What do I need to add so it will ignore/accept any authentication request ?

 

[GoofySmurf]

Hello

Please look for the following line in your main.cf and change it to no.

smtpd_sasl_auth_enable = yes

 

[GoofySmurf]

Here is some more info if required.

--------------------------------------------------------------------------------

Configuring Postfix
-------------------
The following are the new parameters in main.cf that affect SMTP
authentication in the server:

broken_sasl_auth_clients

Set this equal to yes to enable support for older clients
that expect AUTH= instead of AUTH. This will result in
Postfix giving two AUTH banners, i.e.:

250-AUTH=LOGIN PLAIN
250-AUTH LOGIN PLAIN

This is required to allow Outlook Express 4.x to
authenticate.

smtpd_sasl_auth_enable

Set this equal to yes to enable the advertisement of AUTH in
the ESMTP capabilities.

smtpd_sasl_local_domain

Set this equal to the value of the authentication realm that
the Postfix smtpd process should attempt to authenticate
sessions against. At this point, it has no effect if you are
not using sasldb. Traditionally, this is set equal to
$myhostname.

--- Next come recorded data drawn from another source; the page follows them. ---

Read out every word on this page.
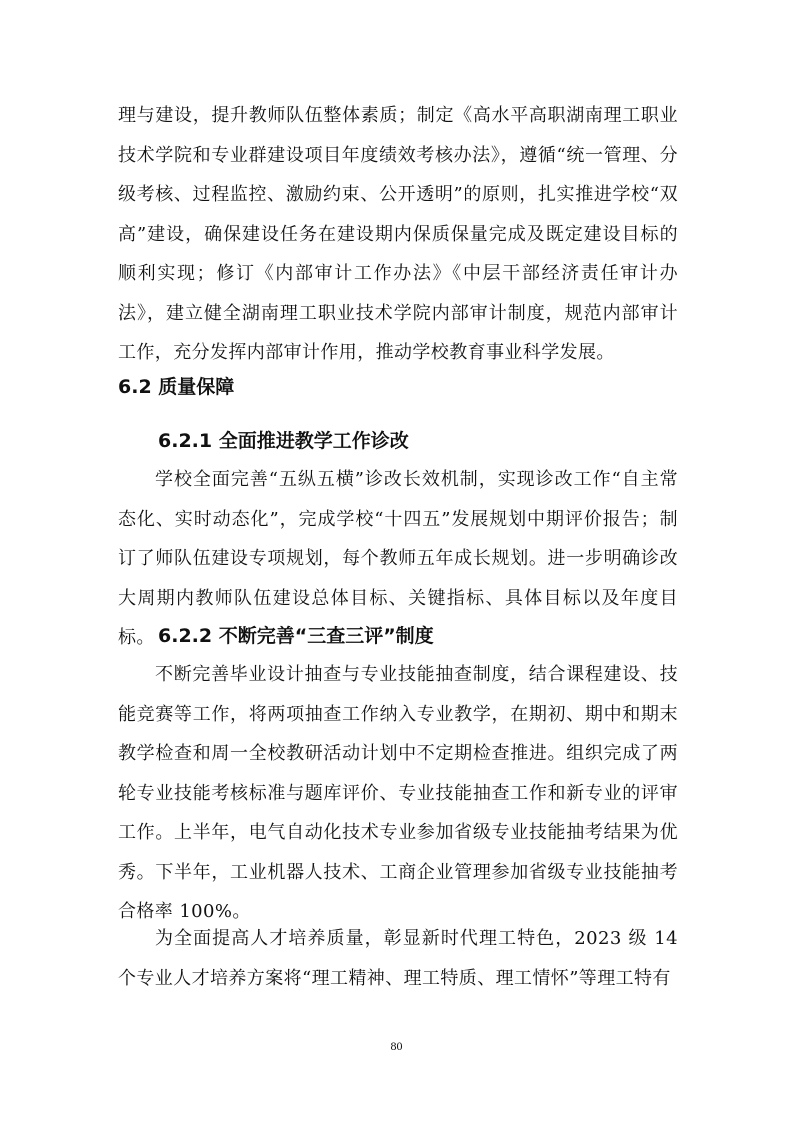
理与建设，提升教师队伍整体素质；制定《高水平高职湖南理工职业技术学院和专业群建设项目年度绩效考核办法》，遵循“统一管理、分级考核、过程监控、激励约束、公开透明”的原则，扎实推进学校“双高”建设，确保建设任务在建设期内保质保量完成及既定建设目标的顺利实现；修订《内部审计工作办法》《中层干部经济责任审计办法》，建立健全湖南理工职业技术学院内部审计制度，规范内部审计工作，充分发挥内部审计作用，推动学校教育事业科学发展。

6.2 质量保障
6.2.1 全面推进教学工作诊改

学校全面完善“五纵五横”诊改长效机制，实现诊改工作“自主常态化、实时动态化”，完成学校“十四五”发展规划中期评价报告；制订了师队伍建设专项规划，每个教师五年成长规划。进一步明确诊改大周期内教师队伍建设总体目标、关键指标、具体目标以及年度目标。 6.2.2 不断完善“三查三评”制度

不断完善毕业设计抽查与专业技能抽查制度，结合课程建设、技能竞赛等工作，将两项抽查工作纳入专业教学，在期初、期中和期末教学检查和周一全校教研活动计划中不定期检查推进。组织完成了两轮专业技能考核标准与题库评价、专业技能抽查工作和新专业的评审工作。上半年，电气自动化技术专业参加省级专业技能抽考结果为优秀。下半年，工业机器人技术、工商企业管理参加省级专业技能抽考合格率 100%。

为全面提高人才培养质量，彰显新时代理工特色，2023 级 14 个专业人才培养方案将“理工精神、理工特质、理工情怀”等理工特有

80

There is no provision for the client to specify
the realm, and at this time, Postfix has no support for
multiple authentication domains (which could be useful for
hosting multiple virtual domains).

smtpd_sasl_security_options

If set to noplaintext, Postfix will not advertise methods
that use plaintext passwords (PLAIN and LOGIN). If set to
noanonymous, Postfix will not advertise methods that allow
anonymous authentication (ANON). If set to nodictionary,
Postfix will not advertise methods that are vulnerable to
passive (dictionary) attack. If set to noactive, Postfix
will not advertise methods that are vulnerable to active
(non-dictionary) attack.

The following is a new restriction that may be used in main.cf to
define behavior allowed to authenticated clients:

permit_sasl_authenticated

When used in smtpd_recipient_restrictions or
smtpd_client_restrictions, this grants permission to
authenticated clients. When used in smtpd_client
restrictions, smtpd_delay_reject must be set to yes. This
will disallow any non-authenticated connections.

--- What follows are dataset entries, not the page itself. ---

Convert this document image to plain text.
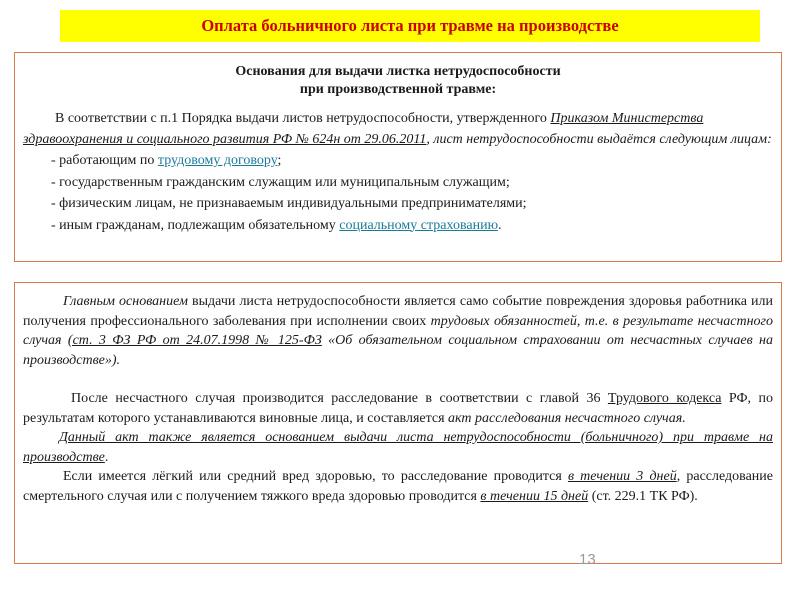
Оплата больничного листа при травме на производстве
Основания для выдачи листка нетрудоспособности
при производственной травме:

В соответствии с п.1 Порядка выдачи листов нетрудоспособности, утвержденного Приказом Министерства здравоохранения и социального развития РФ № 624н от 29.06.2011, лист нетрудоспособности выдаётся следующим лицам:

- работающим по трудовому договору;
- государственным гражданским служащим или муниципальным служащим;
- физическим лицам, не признаваемым индивидуальными предпринимателями;
- иным гражданам, подлежащим обязательному социальному страхованию.

Главным основанием выдачи листа нетрудоспособности является само событие повреждения здоровья работника или получения профессионального заболевания при исполнении своих трудовых обязанностей, т.е. в результате несчастного случая (ст. 3 ФЗ РФ от 24.07.1998 № 125-ФЗ «Об обязательном социальном страховании от несчастных случаев на производстве»).

После несчастного случая производится расследование в соответствии с главой 36 Трудового кодекса РФ, по результатам которого устанавливаются виновные лица, и составляется акт расследования несчастного случая.

Данный акт также является основанием выдачи листа нетрудоспособности (больничного) при травме на производстве.

Если имеется лёгкий или средний вред здоровью, то расследование проводится в течении 3 дней, расследование смертельного случая или с получением тяжкого вреда здоровью проводится в течении 15 дней (ст. 229.1 ТК РФ).

13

For examples of the main.cf parameters, see the sample-auth.cf file
in your /etc/postfix directory.

For authenticated sessions, Postfix will log the username provided
by the remote host, the requested authentication method, and the
sender address. It does not log any further information (unless
the debug options in main.cf are specified and match the remote
host) and does not alter the headers of the message in any way to
indicate that AUTH was used.

 

[suPerb0b]

Thanks. I didn't have that in at all.
It looks like it works fine with my thunderbird, so lets hope it works with the clients too

 

[Tinuva]

I hope your clients won't be sending spam, or have bots on their pcs that send the spam. Your server might get blacklisted quick quick.

 

[suPerb0b]

Hehe, yup, already thought of that and installed Amavis, Clamav and Spamassassin.

 

[koffiejunkie]

To get it to work:

mynetworks = 192.168.1.0/24

Replace 192.168.1.0/24 with your local network.

BUT. This is an the wrong way to fix it. You need to either come to an agreement with Mweb to open port 25 access or get another ISP. I think it is unacceptable for a business account to have port 25 blocked.

Furthermore, there is a port specifically for submitting mail via authenticated SMTP (and nothing else): port 587 = SMTP submission. Any ISP worth their salt offers access to port 587 on their mail servers and no ISP worth your money will block it.